It’s a possibility.
Two locations in fact, as indicated on the map (the red zones are where the green stuff could be sold) per the Lakewood City Council Study Session agenda packet for November 13, the map to be found immediately following page 100.
Council is considering several options, everything from “ensuring certainty with a prohibition on marijuana throughout the City,” to ‘reducing buffer zones to accommodate marijuana sales in the place of most benefit to the city.’
Perhaps ironically, the very last line – of the 10 pages related to this subject – provides this staff recommendation: “The City should select the option that best reflects the value the City places on this business type.”

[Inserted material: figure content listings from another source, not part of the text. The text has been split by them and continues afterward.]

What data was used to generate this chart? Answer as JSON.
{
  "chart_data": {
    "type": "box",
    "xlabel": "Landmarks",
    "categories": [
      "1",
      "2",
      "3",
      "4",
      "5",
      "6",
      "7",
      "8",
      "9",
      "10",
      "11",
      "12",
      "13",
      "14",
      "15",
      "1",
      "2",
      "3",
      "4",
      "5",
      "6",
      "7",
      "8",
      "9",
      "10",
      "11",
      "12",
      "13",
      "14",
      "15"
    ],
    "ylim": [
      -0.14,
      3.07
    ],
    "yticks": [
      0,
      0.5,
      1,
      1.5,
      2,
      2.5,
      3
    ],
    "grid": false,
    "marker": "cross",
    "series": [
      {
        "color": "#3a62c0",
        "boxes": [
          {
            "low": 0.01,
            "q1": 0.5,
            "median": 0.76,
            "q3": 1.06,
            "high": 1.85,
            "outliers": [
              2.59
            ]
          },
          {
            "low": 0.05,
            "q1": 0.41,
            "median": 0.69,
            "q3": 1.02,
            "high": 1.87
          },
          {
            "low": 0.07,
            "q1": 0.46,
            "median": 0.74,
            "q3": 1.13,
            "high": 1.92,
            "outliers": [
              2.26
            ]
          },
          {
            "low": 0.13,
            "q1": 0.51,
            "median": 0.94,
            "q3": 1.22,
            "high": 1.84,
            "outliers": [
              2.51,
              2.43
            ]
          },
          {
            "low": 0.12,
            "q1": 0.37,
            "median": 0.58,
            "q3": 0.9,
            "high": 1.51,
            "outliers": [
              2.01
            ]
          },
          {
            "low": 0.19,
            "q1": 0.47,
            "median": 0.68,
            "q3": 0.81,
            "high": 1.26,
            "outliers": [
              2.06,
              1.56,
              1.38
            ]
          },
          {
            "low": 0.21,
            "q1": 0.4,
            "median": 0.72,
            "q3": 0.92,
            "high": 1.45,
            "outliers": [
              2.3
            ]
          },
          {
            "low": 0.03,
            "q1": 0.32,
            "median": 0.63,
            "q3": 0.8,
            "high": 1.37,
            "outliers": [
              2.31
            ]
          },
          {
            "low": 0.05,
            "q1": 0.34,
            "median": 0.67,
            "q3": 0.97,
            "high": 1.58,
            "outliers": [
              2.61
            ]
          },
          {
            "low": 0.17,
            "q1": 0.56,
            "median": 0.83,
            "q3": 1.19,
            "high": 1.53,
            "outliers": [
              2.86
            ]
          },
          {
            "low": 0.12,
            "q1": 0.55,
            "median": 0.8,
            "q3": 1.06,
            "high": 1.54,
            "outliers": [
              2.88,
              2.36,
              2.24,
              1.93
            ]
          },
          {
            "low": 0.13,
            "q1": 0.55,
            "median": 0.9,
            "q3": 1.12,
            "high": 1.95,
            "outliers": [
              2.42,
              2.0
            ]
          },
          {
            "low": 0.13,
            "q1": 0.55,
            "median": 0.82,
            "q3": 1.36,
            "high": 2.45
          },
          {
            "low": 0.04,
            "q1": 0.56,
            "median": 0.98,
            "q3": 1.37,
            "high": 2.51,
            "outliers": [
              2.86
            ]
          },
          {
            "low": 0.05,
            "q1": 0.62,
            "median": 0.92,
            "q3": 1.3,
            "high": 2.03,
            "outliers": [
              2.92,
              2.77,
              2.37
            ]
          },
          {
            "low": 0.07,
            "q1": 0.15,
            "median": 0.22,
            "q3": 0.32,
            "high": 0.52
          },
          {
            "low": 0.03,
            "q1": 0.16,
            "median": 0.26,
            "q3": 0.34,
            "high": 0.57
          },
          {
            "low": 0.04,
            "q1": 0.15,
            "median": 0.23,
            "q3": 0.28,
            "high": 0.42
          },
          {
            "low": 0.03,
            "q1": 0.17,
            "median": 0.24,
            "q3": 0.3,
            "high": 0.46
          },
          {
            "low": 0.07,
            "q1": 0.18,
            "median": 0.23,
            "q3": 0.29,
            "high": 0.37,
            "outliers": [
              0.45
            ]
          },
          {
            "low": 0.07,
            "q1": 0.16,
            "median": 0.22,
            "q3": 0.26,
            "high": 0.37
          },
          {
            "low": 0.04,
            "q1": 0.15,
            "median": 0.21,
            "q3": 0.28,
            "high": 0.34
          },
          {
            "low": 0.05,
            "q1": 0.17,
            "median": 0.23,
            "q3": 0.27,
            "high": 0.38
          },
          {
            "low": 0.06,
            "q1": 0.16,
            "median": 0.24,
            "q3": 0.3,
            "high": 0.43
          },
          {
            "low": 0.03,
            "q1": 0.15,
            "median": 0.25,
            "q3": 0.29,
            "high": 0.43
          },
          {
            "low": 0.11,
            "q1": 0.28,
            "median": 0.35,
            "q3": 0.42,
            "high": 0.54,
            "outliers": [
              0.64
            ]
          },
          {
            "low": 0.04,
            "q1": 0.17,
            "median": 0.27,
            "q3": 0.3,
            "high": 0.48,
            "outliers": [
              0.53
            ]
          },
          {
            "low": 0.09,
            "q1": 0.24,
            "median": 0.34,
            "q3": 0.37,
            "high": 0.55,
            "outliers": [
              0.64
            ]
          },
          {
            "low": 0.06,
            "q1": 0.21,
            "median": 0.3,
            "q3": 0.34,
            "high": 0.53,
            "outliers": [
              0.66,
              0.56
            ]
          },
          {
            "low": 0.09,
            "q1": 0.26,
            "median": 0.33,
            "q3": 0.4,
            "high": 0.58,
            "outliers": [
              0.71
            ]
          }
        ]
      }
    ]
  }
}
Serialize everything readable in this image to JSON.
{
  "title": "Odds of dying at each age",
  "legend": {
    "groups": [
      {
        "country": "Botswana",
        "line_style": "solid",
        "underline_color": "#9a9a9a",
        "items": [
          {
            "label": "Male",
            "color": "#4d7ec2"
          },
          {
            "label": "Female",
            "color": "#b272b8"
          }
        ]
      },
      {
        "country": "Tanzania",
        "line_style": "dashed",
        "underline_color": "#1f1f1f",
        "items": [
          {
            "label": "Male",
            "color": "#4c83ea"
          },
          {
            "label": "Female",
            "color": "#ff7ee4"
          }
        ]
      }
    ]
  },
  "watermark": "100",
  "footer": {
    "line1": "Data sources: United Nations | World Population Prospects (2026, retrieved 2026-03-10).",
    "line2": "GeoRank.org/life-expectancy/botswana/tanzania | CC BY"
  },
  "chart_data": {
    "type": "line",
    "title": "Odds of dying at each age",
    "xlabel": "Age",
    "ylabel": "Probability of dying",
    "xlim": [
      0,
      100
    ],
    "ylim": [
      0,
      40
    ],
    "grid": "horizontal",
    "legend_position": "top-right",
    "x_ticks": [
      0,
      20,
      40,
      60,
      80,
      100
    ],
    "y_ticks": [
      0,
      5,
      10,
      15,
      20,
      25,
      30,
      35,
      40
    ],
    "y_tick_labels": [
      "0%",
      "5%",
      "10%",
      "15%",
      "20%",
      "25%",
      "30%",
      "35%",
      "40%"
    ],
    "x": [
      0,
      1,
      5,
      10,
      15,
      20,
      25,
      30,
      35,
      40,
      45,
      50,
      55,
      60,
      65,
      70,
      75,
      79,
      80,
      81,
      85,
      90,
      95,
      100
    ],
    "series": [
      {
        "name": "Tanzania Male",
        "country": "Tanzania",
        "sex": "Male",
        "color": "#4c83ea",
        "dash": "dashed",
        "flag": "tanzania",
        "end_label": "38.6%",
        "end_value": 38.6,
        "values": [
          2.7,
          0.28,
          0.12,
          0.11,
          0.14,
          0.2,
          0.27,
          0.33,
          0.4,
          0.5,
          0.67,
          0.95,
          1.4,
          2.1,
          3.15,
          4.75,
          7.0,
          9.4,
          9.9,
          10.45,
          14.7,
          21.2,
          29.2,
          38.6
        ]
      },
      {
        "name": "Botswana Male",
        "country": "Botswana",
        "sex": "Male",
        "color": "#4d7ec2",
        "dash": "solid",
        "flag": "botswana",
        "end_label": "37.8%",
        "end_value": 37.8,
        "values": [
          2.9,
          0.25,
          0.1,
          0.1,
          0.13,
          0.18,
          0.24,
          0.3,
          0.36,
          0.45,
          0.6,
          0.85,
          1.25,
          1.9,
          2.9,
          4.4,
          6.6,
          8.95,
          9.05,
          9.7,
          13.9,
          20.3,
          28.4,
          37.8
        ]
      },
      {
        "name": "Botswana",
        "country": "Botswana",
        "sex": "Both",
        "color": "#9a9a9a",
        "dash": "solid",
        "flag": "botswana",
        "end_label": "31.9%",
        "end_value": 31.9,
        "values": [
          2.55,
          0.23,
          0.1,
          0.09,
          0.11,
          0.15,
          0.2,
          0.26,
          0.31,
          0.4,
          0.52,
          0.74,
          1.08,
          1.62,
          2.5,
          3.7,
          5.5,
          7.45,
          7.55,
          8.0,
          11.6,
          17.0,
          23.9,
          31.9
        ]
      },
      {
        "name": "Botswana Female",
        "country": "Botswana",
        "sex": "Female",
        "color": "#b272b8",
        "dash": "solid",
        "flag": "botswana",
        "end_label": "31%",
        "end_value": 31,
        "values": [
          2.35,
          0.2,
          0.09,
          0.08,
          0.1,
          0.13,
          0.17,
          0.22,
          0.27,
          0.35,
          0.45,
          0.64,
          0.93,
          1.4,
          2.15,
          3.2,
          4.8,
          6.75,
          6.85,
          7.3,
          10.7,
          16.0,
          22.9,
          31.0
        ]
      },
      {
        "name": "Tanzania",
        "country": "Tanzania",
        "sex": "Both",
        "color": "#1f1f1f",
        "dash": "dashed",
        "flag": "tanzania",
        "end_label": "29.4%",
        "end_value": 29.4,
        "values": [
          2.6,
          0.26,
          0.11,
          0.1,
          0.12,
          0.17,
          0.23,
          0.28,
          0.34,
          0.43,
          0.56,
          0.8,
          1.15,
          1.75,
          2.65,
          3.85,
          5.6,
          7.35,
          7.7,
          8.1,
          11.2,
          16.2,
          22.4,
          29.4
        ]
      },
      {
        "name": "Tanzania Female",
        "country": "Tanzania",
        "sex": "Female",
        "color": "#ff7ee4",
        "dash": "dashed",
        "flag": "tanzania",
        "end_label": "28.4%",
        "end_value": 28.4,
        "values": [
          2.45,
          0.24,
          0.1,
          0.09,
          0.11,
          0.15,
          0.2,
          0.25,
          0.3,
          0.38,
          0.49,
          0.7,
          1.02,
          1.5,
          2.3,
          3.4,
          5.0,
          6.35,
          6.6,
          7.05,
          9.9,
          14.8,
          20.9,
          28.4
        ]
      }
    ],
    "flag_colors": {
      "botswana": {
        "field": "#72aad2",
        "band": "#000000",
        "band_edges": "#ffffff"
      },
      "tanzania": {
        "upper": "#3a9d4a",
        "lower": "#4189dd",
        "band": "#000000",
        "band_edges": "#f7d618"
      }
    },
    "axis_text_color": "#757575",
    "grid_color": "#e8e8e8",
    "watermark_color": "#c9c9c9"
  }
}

Value verses volume, a provocative choice with which the Council must deal in determining whether, or not, to allow dealers of drugs in the city.
It would appear Councilmember John Simpson favors volume over values.
In the October 4 Tacoma News Tribune (TNT), in endorsing Simpson for reelection, the editorial board said Simpson “would vote to allow retail marijuana in Lakewood not because he personally supports pot sales but because voters have spoken.”
Interesting.
Were the voters heard when the decision was made to legalize the Rental Housing Safety Program (RHSP)?
It may be argued that they weren’t even asked.
Told, but not asked.
Certainly, they were not asked as a survey might have done, like the survey currently circulating among a select few in the city. “The City of Lakewood has questions and it’s turning to its residents for the answers.” But “only those households who were randomly selected may participate in the survey. The survey represents the City of Lakewood’s goal of communicating with and engaging its residents” – 1,400 of them anyway.
Certainly, they were not asked to vote on the matter like the city is soliciting, promoting and advocating on its webpage to bring free, outdoor concerts to Fort Steilacoom in 2018.
Certainly, with regards the RHSP there was no SurveyMonkey as is now seeking community input on the development of Lakewood’s downtown.
It can also be argued that those who did speak up at the meetings offered by the city concerning the RHSP were nearly unanimous in opposition.
Yet to hear the City Council tell it, the RHSP decision was based on values, or at least within the law. But it cannot be said that their decision was “because the voters have spoken”.
“Before I made my vote,” wrote Simpson recently in this publication, “I researched the topic; I listened to all points of view; and I believe I made an informed decision to pass the RHSP based on the law and the desire to make Lakewood a more desirable locale in which to live.”
Does supporting pot sales “make Lakewood a more desirable locale in which to live”?
Though “the most significant study on the drug’s effects to date” shows “marijuana does raise the risk of getting schizophrenia and triggers heart attacks,” will Lakewood leaders license such establishments anyway?
According to “a new study published in the Journal of Neuroscience, researchers from Harvard and Northwestern studied the brains of 18- to 25-year-olds, half of whom smoked pot recreationally and half of whom didn’t. What they found was rather shocking: Even those who only smoked few times a week had significant brain abnormalities in the areas that control emotion and motivation.”
Will that research be reflected in the council’s deliberations with regards marijuana?
With “about 49 marijuana producers in Tacoma already,” resulting in the displacement of existing industrial or service commercial businesses due to warehouse lease rates sometimes tripling and thus forcing otherwise reputable businesses to relocate, does this “make Lakewood a more desirable locale in which to live”?
Is the Lakewood City Council’s decision to study marijuana options driven by the “legislative shove to Lakewood” designed to topple the city from its perch as “the only city that favors federal law over state law, therefore blocking the sale of marijuana products”?
State Rep. David Sawyer, D-Parkland, whose district includes parts of Lakewood, together with Reps. Steve Kirby, D-Tacoma, and Cary Condotta, R-Chelan, would force cities to taken an official stance on retail pot or forgo 70 percent of state distributed liquor revenues,” according to the January 31, 2017 TNT Editorial Opinion.
Will Lakewood leaders in affect drop their basically silly scruples and their non-action on marijuana sales, holding out their collective city hands for a share of the literal pot, because, after all, as the TNT opines, “Principles are well and good but they don’t keep the lights on, and they don’t pay for recreation departments or police officers”?
The answer may well depend on what value the city places on its values.
Steve says
Good! Tired of driving to Tacoma
Sharon Taylor says
When looking at the map. Considering locations for Tillicum, I highly doubt that there would be a pot shop here. There is exsistibg business at both ends of Union and very few empty lots. So for sake of argument I really don’t see that happening
Leroy Read says
There are already “dealers of drugs” all over the area. Walgreens and many others. At least Marijuana is less harmful than most of what they sell.
Marty says
I agree that Tillicum is the best place for a store. Like that our city would then receive the tax revenue and not Tacoma.
David Wilson says
It’s about time!
Thank you again City of Lakewood Council, you are doing so much for us citizens and you don’t let the few complainers outway the majority who support you!
Tillicum is the best location because it has already been the location to buy for many many years anyway.
Put the illegals out of business and clean up!